Konflik Iran Israel dan AS Semakin Memanas, Sebabkan Harga Bensin Naik dan Cadangan Menurun

· 1 min read
kaisar-gif
dynasty-gif
Thumbnail

Medan, Gelora Info — Konflik antara Iran, Amerika Serikat, dan Israel yang makin memanas mulai terasa dampaknya ke sektor energi global, termasuk Indonesia. Pemerintah menyebut cadangan BBM nasional saat ini diperkirakan cukup untuk sekitar 20 hari. Angka ini sebenarnya masih dalam batas aman, tetapi tetap membuat banyak pihak waspada karena situasi di Timur Tengah belum menunjukkan tanda-tanda mereda.

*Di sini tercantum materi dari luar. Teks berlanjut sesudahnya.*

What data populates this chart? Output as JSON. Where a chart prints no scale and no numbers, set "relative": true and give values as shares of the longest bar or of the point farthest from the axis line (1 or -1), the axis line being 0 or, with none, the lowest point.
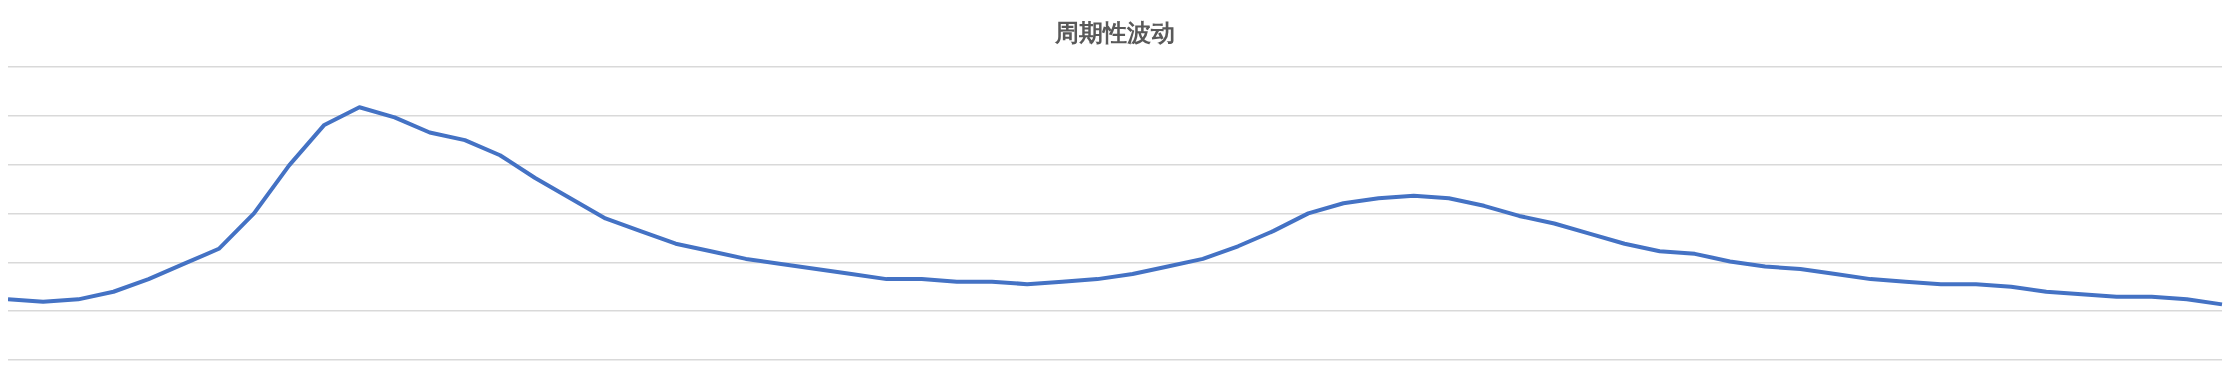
{
  "chart_data": {
    "type": "line",
    "title": "周期性波动",
    "relative": true,
    "grid": "y",
    "marker": "none",
    "line_style": "solid",
    "categories": [
      null,
      null,
      null,
      null,
      null,
      null,
      null,
      null,
      null,
      null,
      null,
      null,
      null,
      null,
      null,
      null,
      null,
      null,
      null,
      null,
      null,
      null,
      null,
      null,
      null,
      null,
      null,
      null,
      null,
      null,
      null,
      null,
      null,
      null,
      null,
      null,
      null,
      null,
      null,
      null,
      null,
      null,
      null,
      null,
      null,
      null,
      null,
      null,
      null,
      null,
      null,
      null,
      null,
      null,
      null,
      null,
      null,
      null,
      null,
      null,
      null,
      null,
      null,
      null
    ],
    "series": [
      {
        "color": "#4472c4",
        "values": [
          0.24,
          0.23,
          0.24,
          0.27,
          0.32,
          0.38,
          0.44,
          0.58,
          0.77,
          0.93,
          1,
          0.96,
          0.9,
          0.87,
          0.81,
          0.72,
          0.64,
          0.56,
          0.51,
          0.46,
          0.43,
          0.4,
          0.38,
          0.36,
          0.34,
          0.32,
          0.32,
          0.31,
          0.31,
          0.3,
          0.31,
          0.32,
          0.34,
          0.37,
          0.4,
          0.45,
          0.51,
          0.58,
          0.62,
          0.64,
          0.65,
          0.64,
          0.61,
          0.57,
          0.54,
          0.5,
          0.46,
          0.43,
          0.42,
          0.39,
          0.37,
          0.36,
          0.34,
          0.32,
          0.31,
          0.3,
          0.3,
          0.29,
          0.27,
          0.26,
          0.25,
          0.25,
          0.24,
          0.22
        ]
      }
    ]
  }
}
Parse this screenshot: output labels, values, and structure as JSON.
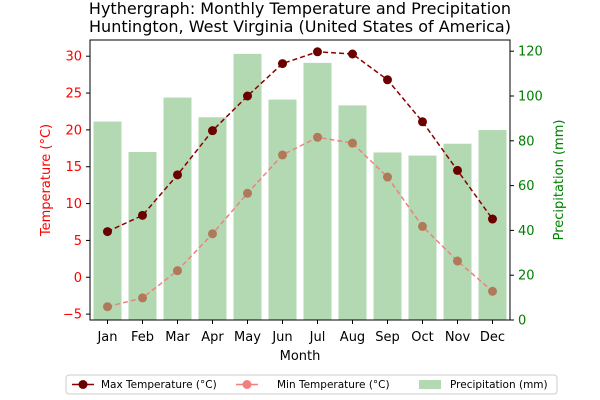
{
  "chart_data": {
    "type": "bar+line",
    "title_line1": "Hythergraph: Monthly Temperature and Precipitation",
    "title_line2": "Huntington, West Virginia (United States of America)",
    "xlabel": "Month",
    "ylabel_left": "Temperature (°C)",
    "ylabel_right": "Precipitation (mm)",
    "categories": [
      "Jan",
      "Feb",
      "Mar",
      "Apr",
      "May",
      "Jun",
      "Jul",
      "Aug",
      "Sep",
      "Oct",
      "Nov",
      "Dec"
    ],
    "ylim_left": [
      -5.8,
      32.2
    ],
    "ylim_right": [
      0,
      125
    ],
    "yticks_left": [
      -5,
      0,
      5,
      10,
      15,
      20,
      25,
      30
    ],
    "yticks_right": [
      0,
      20,
      40,
      60,
      80,
      100,
      120
    ],
    "series": [
      {
        "name": "Max Temperature (°C)",
        "type": "line",
        "axis": "left",
        "color": "#8b0000",
        "values": [
          6.2,
          8.4,
          13.9,
          19.9,
          24.6,
          29.0,
          30.6,
          30.3,
          26.8,
          21.1,
          14.5,
          7.9
        ]
      },
      {
        "name": "Min Temperature (°C)",
        "type": "line",
        "axis": "left",
        "color": "#f08080",
        "values": [
          -4.0,
          -2.8,
          0.9,
          5.9,
          11.4,
          16.6,
          19.0,
          18.2,
          13.6,
          6.9,
          2.2,
          -1.9
        ]
      },
      {
        "name": "Precipitation (mm)",
        "type": "bar",
        "axis": "right",
        "color": "#b2d9b2",
        "values": [
          88.6,
          75.0,
          99.3,
          90.5,
          118.8,
          98.4,
          114.8,
          95.8,
          74.8,
          73.4,
          78.7,
          84.8
        ]
      }
    ],
    "legend_position": "bottom"
  }
}
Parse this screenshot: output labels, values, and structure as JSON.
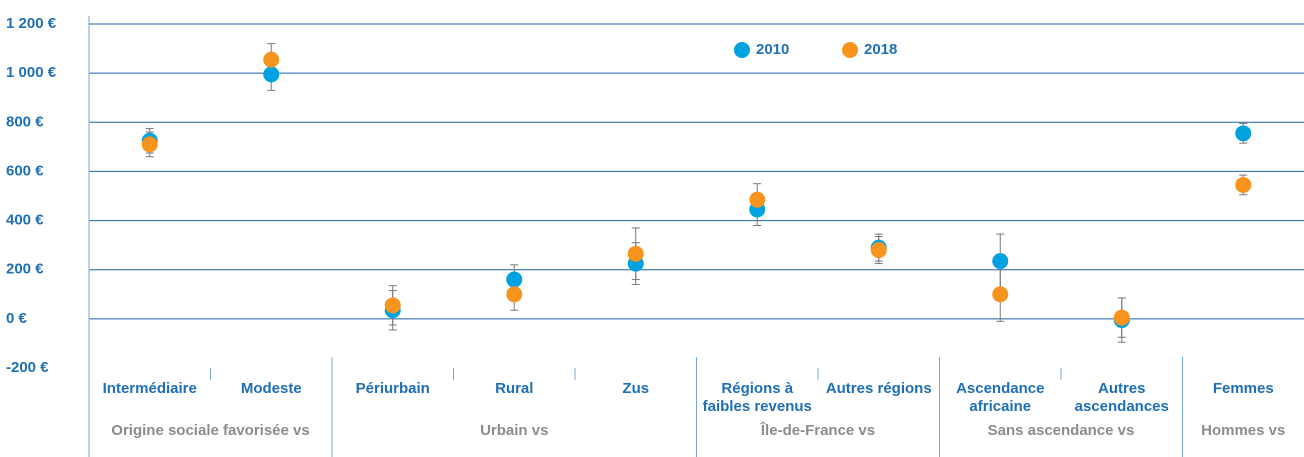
{
  "chart_data": {
    "type": "dot_errorbar",
    "categories": [
      "Intermédiaire",
      "Modeste",
      "Périurbain",
      "Rural",
      "Zus",
      "Régions à faibles revenus",
      "Autres régions",
      "Ascendance africaine",
      "Autres ascendances",
      "Femmes"
    ],
    "groups": [
      {
        "label": "Origine sociale favorisée vs",
        "size": 2
      },
      {
        "label": "Urbain vs",
        "size": 3
      },
      {
        "label": "Île-de-France vs",
        "size": 2
      },
      {
        "label": "Sans ascendance vs",
        "size": 2
      },
      {
        "label": "Hommes vs",
        "size": 1
      }
    ],
    "series": [
      {
        "name": "2010",
        "color": "#00a3e0",
        "values": [
          725,
          995,
          35,
          160,
          225,
          445,
          290,
          235,
          -5,
          755
        ],
        "errors": [
          50,
          65,
          80,
          60,
          85,
          65,
          55,
          110,
          90,
          40
        ]
      },
      {
        "name": "2018",
        "color": "#f7941d",
        "values": [
          710,
          1055,
          55,
          100,
          265,
          485,
          280,
          100,
          5,
          545
        ],
        "errors": [
          50,
          65,
          80,
          65,
          105,
          65,
          55,
          110,
          80,
          40
        ]
      }
    ],
    "ylim": [
      -200,
      1200
    ],
    "yticks": [
      {
        "value": -200,
        "label": "-200 €"
      },
      {
        "value": 0,
        "label": "0 €"
      },
      {
        "value": 200,
        "label": "200 €"
      },
      {
        "value": 400,
        "label": "400 €"
      },
      {
        "value": 600,
        "label": "600 €"
      },
      {
        "value": 800,
        "label": "800 €"
      },
      {
        "value": 1000,
        "label": "1 000 €"
      },
      {
        "value": 1200,
        "label": "1 200 €"
      }
    ],
    "grid": true,
    "legend": "top"
  }
}
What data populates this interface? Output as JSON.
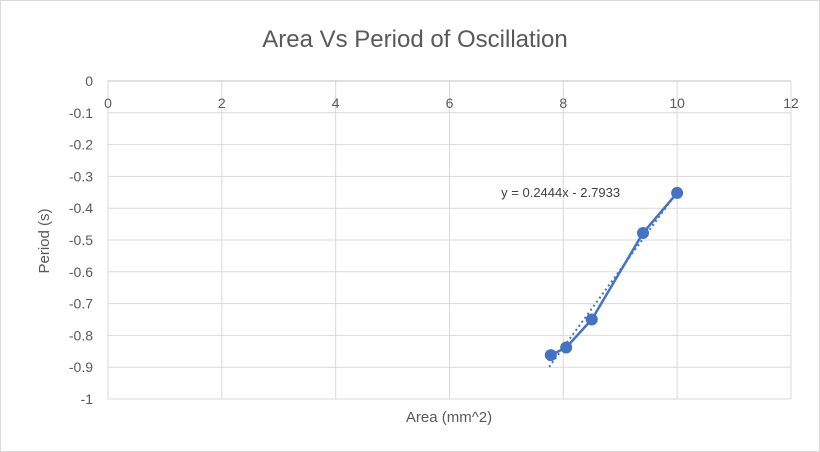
{
  "chart_data": {
    "type": "scatter",
    "title": "Area Vs Period of Oscillation",
    "xlabel": "Area (mm^2)",
    "ylabel": "Period (s)",
    "xlim": [
      0,
      12
    ],
    "ylim": [
      -1,
      0
    ],
    "x_ticks": [
      "0",
      "2",
      "4",
      "6",
      "8",
      "10",
      "12"
    ],
    "y_ticks": [
      "0",
      "-0.1",
      "-0.2",
      "-0.3",
      "-0.4",
      "-0.5",
      "-0.6",
      "-0.7",
      "-0.8",
      "-0.9",
      "-1"
    ],
    "x_tick_values": [
      0,
      2,
      4,
      6,
      8,
      10,
      12
    ],
    "y_tick_values": [
      0,
      -0.1,
      -0.2,
      -0.3,
      -0.4,
      -0.5,
      -0.6,
      -0.7,
      -0.8,
      -0.9,
      -1
    ],
    "grid": true,
    "series": [
      {
        "x": [
          7.78,
          8.05,
          8.5,
          9.4,
          10.0
        ],
        "y": [
          -0.862,
          -0.838,
          -0.75,
          -0.478,
          -0.352
        ],
        "color": "#4472c4",
        "markers": true,
        "line": true
      }
    ],
    "trendline": {
      "type": "linear",
      "slope": 0.2444,
      "intercept": -2.7933,
      "x_range": [
        7.78,
        10.0
      ],
      "style": "dotted",
      "color": "#4472c4",
      "equation": "y = 0.2444x - 2.7933"
    }
  }
}
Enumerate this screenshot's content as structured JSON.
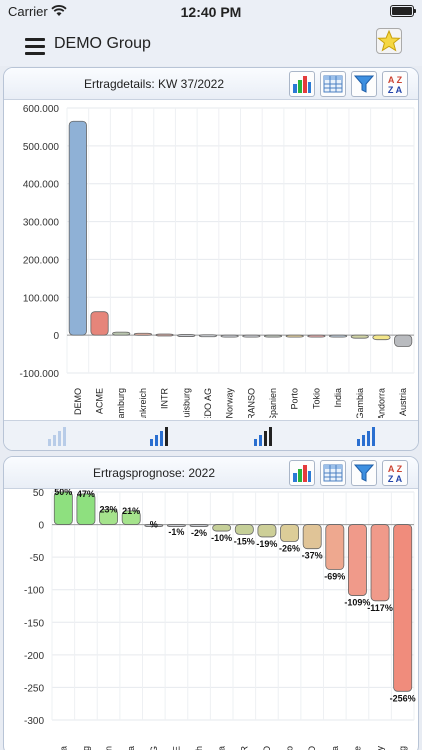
{
  "status": {
    "carrier": "Carrier",
    "time": "12:40 PM"
  },
  "nav": {
    "title": "DEMO Group"
  },
  "panels": {
    "top": {
      "title": "Ertragdetails: KW 37/2022"
    },
    "bottom": {
      "title": "Ertragsprognose: 2022"
    }
  },
  "icons": {
    "menu": "hamburger-menu-icon",
    "favorite": "star-icon",
    "chart": "bar-chart-icon",
    "table": "table-icon",
    "filter": "funnel-filter-icon",
    "sort": "sort-az-icon"
  },
  "chart_data": [
    {
      "type": "bar",
      "title": "Ertragdetails: KW 37/2022",
      "categories": [
        "DEMO",
        "ACME",
        "Hamburg",
        "Frankreich",
        "INTR",
        "Duisburg",
        "EDO AG",
        "Norway",
        "TRANSO",
        "Spanien",
        "Porto",
        "Tokio",
        "India",
        "Gambia",
        "Andorra",
        "Austria"
      ],
      "values": [
        565000,
        62000,
        8000,
        5000,
        3000,
        1500,
        1000,
        -500,
        -1000,
        -2000,
        -3000,
        -4000,
        -5000,
        -8000,
        -12000,
        -30000
      ],
      "colors": [
        "#8fb1d6",
        "#e6857a",
        "#b9c5ae",
        "#ddab9e",
        "#c7a39d",
        "#c9cbd0",
        "#c9cbd0",
        "#c9cbd0",
        "#c9cbd0",
        "#bcc2b8",
        "#e0cf9f",
        "#e0a9a9",
        "#b9c7d3",
        "#cfd2a4",
        "#f3e68a",
        "#b9bbbf"
      ],
      "ylim": [
        -100000,
        600000
      ],
      "yticks": [
        -100000,
        0,
        100000,
        200000,
        300000,
        400000,
        500000,
        600000
      ],
      "ytick_labels": [
        "-100.000",
        "0",
        "100.000",
        "200.000",
        "300.000",
        "400.000",
        "500.000",
        "600.000"
      ],
      "grid": true
    },
    {
      "type": "bar",
      "title": "Ertragsprognose: 2022",
      "values": [
        50,
        47,
        23,
        21,
        0,
        -1,
        -2,
        -10,
        -15,
        -19,
        -26,
        -37,
        -69,
        -109,
        -117,
        -256
      ],
      "labels": [
        "50%",
        "47%",
        "23%",
        "21%",
        "%",
        "-1%",
        "-2%",
        "-10%",
        "-15%",
        "-19%",
        "-26%",
        "-37%",
        "-69%",
        "-109%",
        "-117%",
        "-256%"
      ],
      "colors": [
        "#8ee07f",
        "#8ee07f",
        "#a5e38c",
        "#a5e38c",
        "#c9cbd0",
        "#c9cbd0",
        "#c9cbd0",
        "#c5cf98",
        "#c5cf98",
        "#cdcf98",
        "#dccd98",
        "#e0c497",
        "#eea88f",
        "#f09a8a",
        "#f09a8a",
        "#f08c7c"
      ],
      "ylim": [
        -300,
        50
      ],
      "yticks": [
        -300,
        -250,
        -200,
        -150,
        -100,
        -50,
        0,
        50
      ],
      "ytick_labels": [
        "-300",
        "-250",
        "-200",
        "-150",
        "-100",
        "-50",
        "0",
        "50"
      ],
      "x_tick_fragments": [
        "a",
        "g",
        "n",
        "a",
        "G",
        "E",
        "h",
        "a",
        "R",
        "O",
        "o",
        "O",
        "a",
        "e",
        "y",
        "g"
      ],
      "grid": true
    }
  ]
}
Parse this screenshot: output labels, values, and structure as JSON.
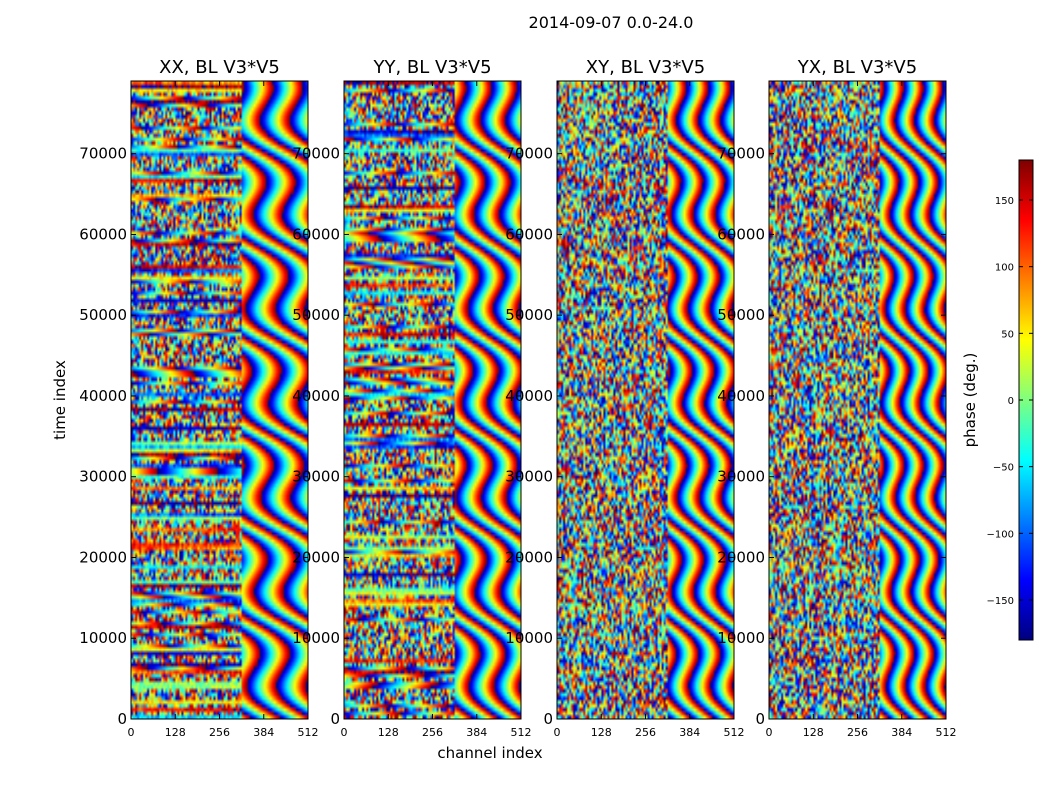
{
  "figure": {
    "suptitle": "2014-09-07 0.0-24.0",
    "xlabel": "channel index",
    "ylabel": "time index",
    "colorbar_label": "phase (deg.)"
  },
  "chart_data": {
    "type": "heatmap",
    "title": "2014-09-07 0.0-24.0",
    "panels": [
      {
        "title": "XX, BL V3*V5",
        "pol": "XX"
      },
      {
        "title": "YY, BL V3*V5",
        "pol": "YY"
      },
      {
        "title": "XY, BL V3*V5",
        "pol": "XY"
      },
      {
        "title": "YX, BL V3*V5",
        "pol": "YX"
      }
    ],
    "xlabel": "channel index",
    "ylabel": "time index",
    "xlim": [
      0,
      512
    ],
    "ylim": [
      0,
      79000
    ],
    "xticks": [
      0,
      128,
      256,
      384,
      512
    ],
    "yticks": [
      0,
      10000,
      20000,
      30000,
      40000,
      50000,
      60000,
      70000
    ],
    "colorbar": {
      "label": "phase (deg.)",
      "range": [
        -180,
        180
      ],
      "ticks": [
        150,
        100,
        50,
        0,
        -50,
        -100,
        -150
      ],
      "tick_labels": [
        "150",
        "100",
        "50",
        "0",
        "−50",
        "−100",
        "−150"
      ],
      "colormap": [
        "#00007f",
        "#0000ff",
        "#007fff",
        "#00ffff",
        "#7fff7f",
        "#ffff00",
        "#ff7f00",
        "#ff0000",
        "#7f0000"
      ]
    }
  }
}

Ketegangan di kawasan tersebut mendorong harga minyak mentah dunia naik. Ketika harga minyak global melonjak, biaya impor otomatis ikut meningkat. Dampaknya bisa terasa pada harga bensin di dalam negeri, terutama untuk BBM non-subsidi yang lebih mengikuti mekanisme pasar. Kenaikan harga ini terjadi karena pasar khawatir pasokan terganggu, apalagi jika jalur distribusi penting seperti Selat Hormuz terdampak konflik.

Indonesia sendiri masih bergantung pada impor untuk memenuhi sebagian kebutuhan minyaknya. Jika konflik berlangsung lama dan distribusi global tersendat, tekanan terhadap harga dan ketersediaan pasokan bisa semakin besar. Situasi seperti ini membuat pergerakan harga bensin di dalam negeri sangat dipengaruhi perkembangan geopolitik internasional yang berubah cepat dari hari ke hari.